Varsity to Incubate Nyeri Women Farmers

Cecilia Ndung’u addresses the participants during the training

Cecilia Ndung’u addresses the participants during the training

Over 40 women beneficiaries of the JKUAT In-country business incubation programme from Nyeri County, Wednesday converged in Nyeri Town for targeted agri-business incubation on Rabbit farming. The conference mounted by the Varsity’s Research, Production and Extension(RPE) division saw participants learn about rabbit value chain; from production to processing and marketing.

The training is part of JKUAT’s strategy to transform livelihoods across the country by empowering rural women, through: training, technology transfer and value addition. The incubation was informed by earlier value chain studies in the region that identified rabbit farming as viable commercial enterprise.

Speaking during the official opening of the training, Nyeri County Secretary for Gender, Culture and Social Development, Cecilia Ndung’u lauded JKUAT for identifying Nyeri as a pilot county, reckoning the initiative will empower local women whom she characterized as the backbone of the society.

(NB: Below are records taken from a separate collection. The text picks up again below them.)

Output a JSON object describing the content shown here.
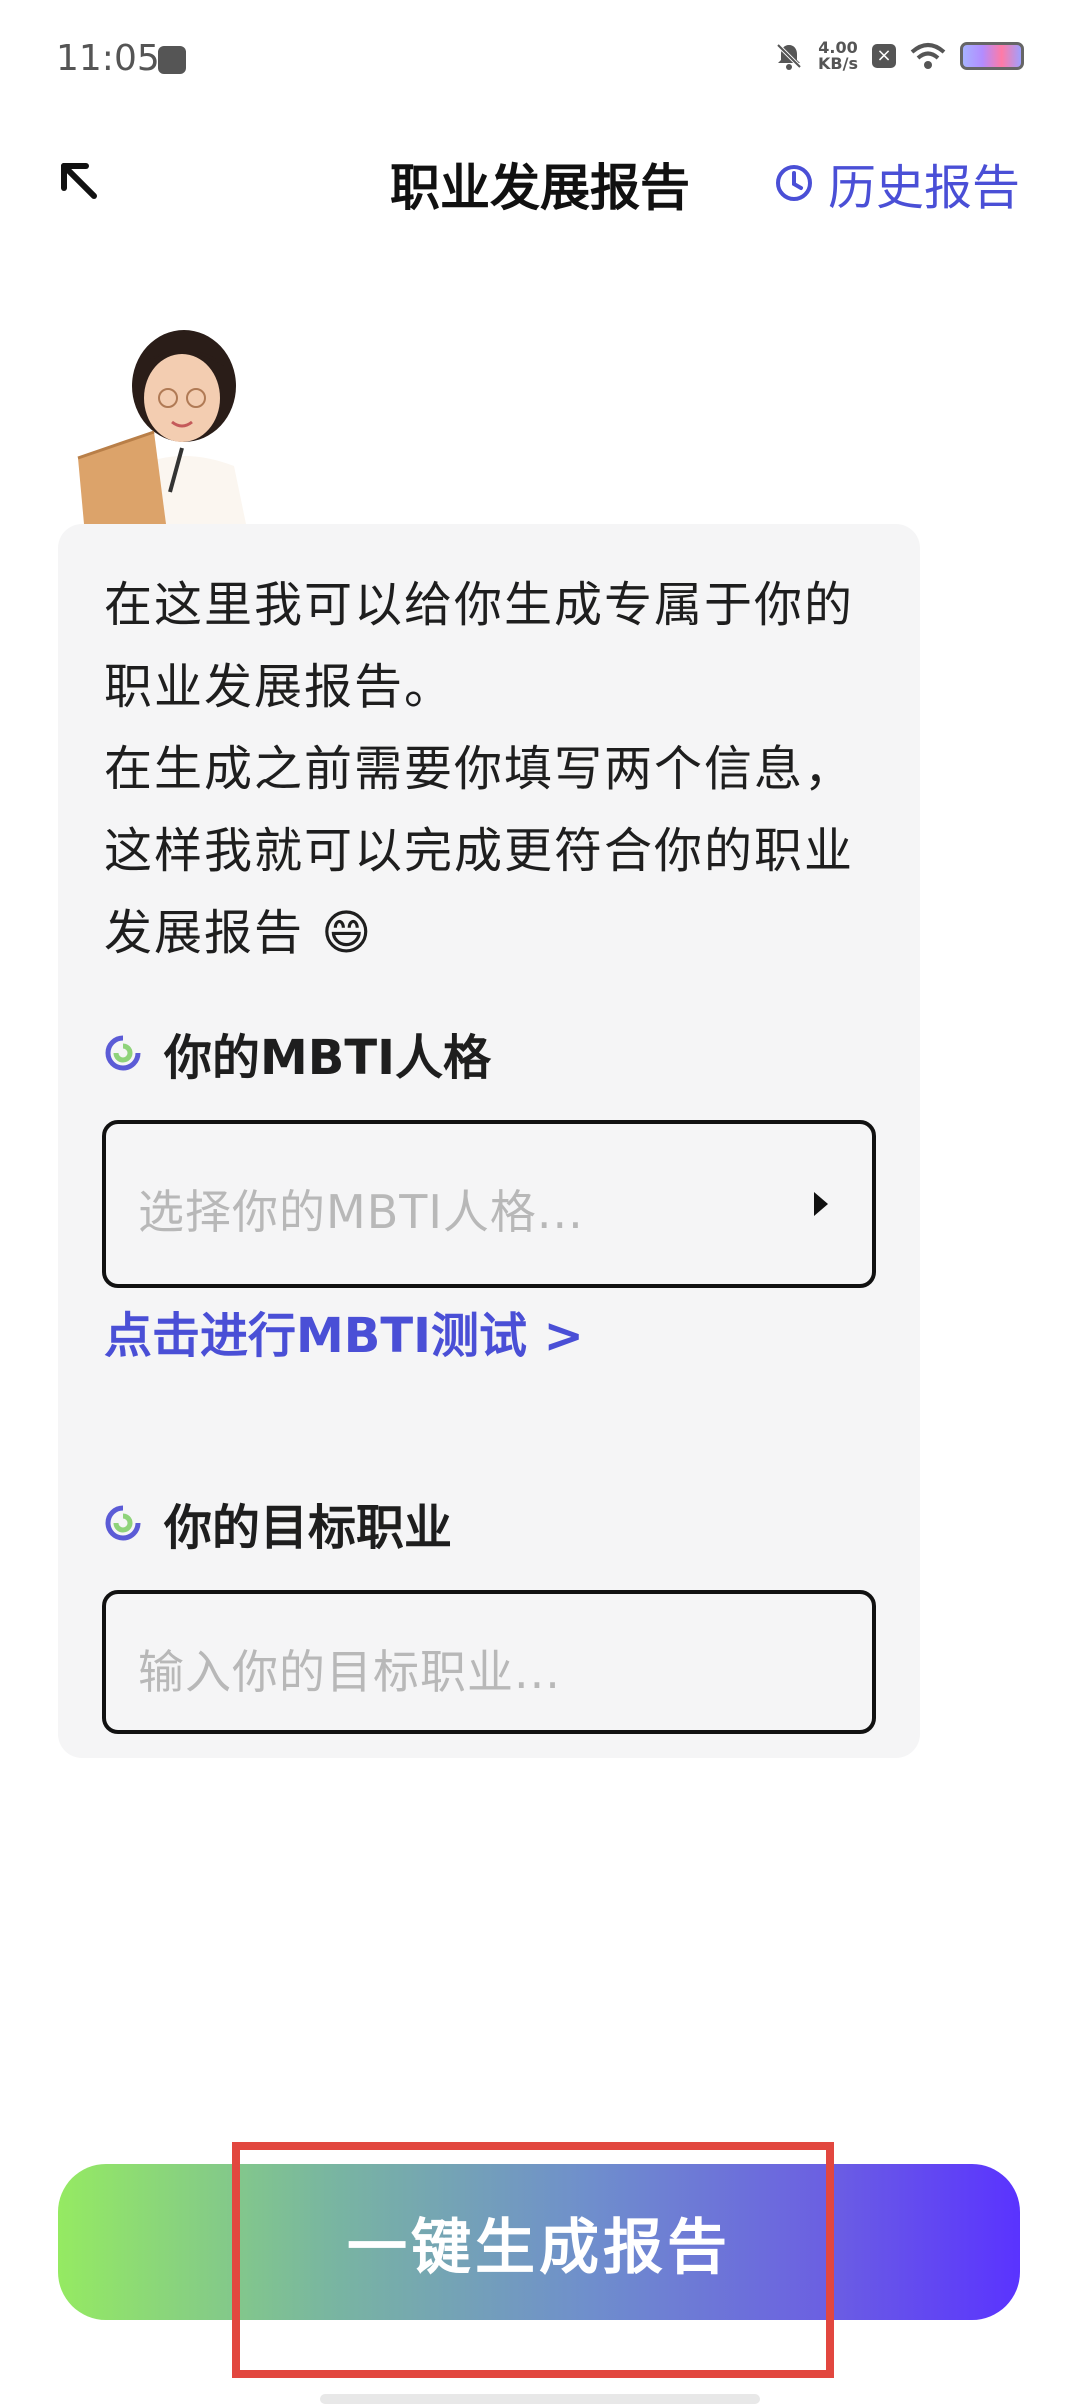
{
  "status_bar": {
    "time": "11:05",
    "speed_value": "4.00",
    "speed_unit": "KB/s"
  },
  "header": {
    "title": "职业发展报告",
    "history_label": "历史报告"
  },
  "intro": {
    "lines": [
      "在这里我可以给你生成专属于你的职业发展报告。",
      "在生成之前需要你填写两个信息，这样我就可以完成更符合你的职业发展报告 😄"
    ]
  },
  "mbti": {
    "label": "你的MBTI人格",
    "placeholder": "选择你的MBTI人格...",
    "test_link": "点击进行MBTI测试 >"
  },
  "career": {
    "label": "你的目标职业",
    "placeholder": "输入你的目标职业..."
  },
  "cta": {
    "label": "一键生成报告"
  },
  "colors": {
    "accent": "#4a4fd6",
    "highlight": "#e2473f",
    "gradient_start": "#95ea62",
    "gradient_end": "#5a33ff"
  }
}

“We are committed to support this initiative. It is from such ventures that our women have been able to educate their children, buy property and improve livelihoods,” averred Cecilia.

The Secretary added that with proper planning, organization and positive attitude, Nyeri County could easily become a benchmarking destination for its counterparts in rabbit farming.

rabbits under modern husbandry practices at the Rabbit World Ltd, Nyeri

Rabbits under modern husbandry practices at the Rabbit World Ltd, Nyeri

Quoting a 2012 survey of Nyeri County, Peter Mwangi, who represented the County’s Agriculture Secretary reported that the County currently has over 42, 000 rabbits. This prompted the County government to draw a rabbit farming master plan that Mwangi said would be implemented in the coming days.

Addressing the participants, Deputy Vice Chancellor Prof. Esther Kahangi who heads the division where the programme is domiciled noted that rabbit farming had been found to be both profitable and viable, given the untapped market both locally and internationally.

“The university has set aside Kshs.25 million annually to train and incubate women farmers across the country on various profitable ventures,” reckoned Prof. Kahangi.

The DVC called on the participants to prioritize learning, be patient and remain committed to pursuing ventures that would transform their life through economic empowerment. She further appealed to the county governments to embrace pro-poor development initiatives that would positively impact lives.

A section of participants keenly follow the training

A section of participants keenly follow the training

JKUAT has identified seven high potential business ventures including fish farming, bee keeping and indigenous chicken rearing. From the main products and attendant by products, these enterprises can be harnessed to reduce poverty, improve nutrition and create employment for thousands of Kenyans.

The programme’s coordinator, Dr. Jane Gathenya urged the participants to rise above cultural stereotyping and take their rightful place in societal transformation and households’ empowerment.

Besides staging the annual business training and incubation, JKUAT also acts as intermediary between the beneficiaries and funding institutions like the Women Enterprise Fund.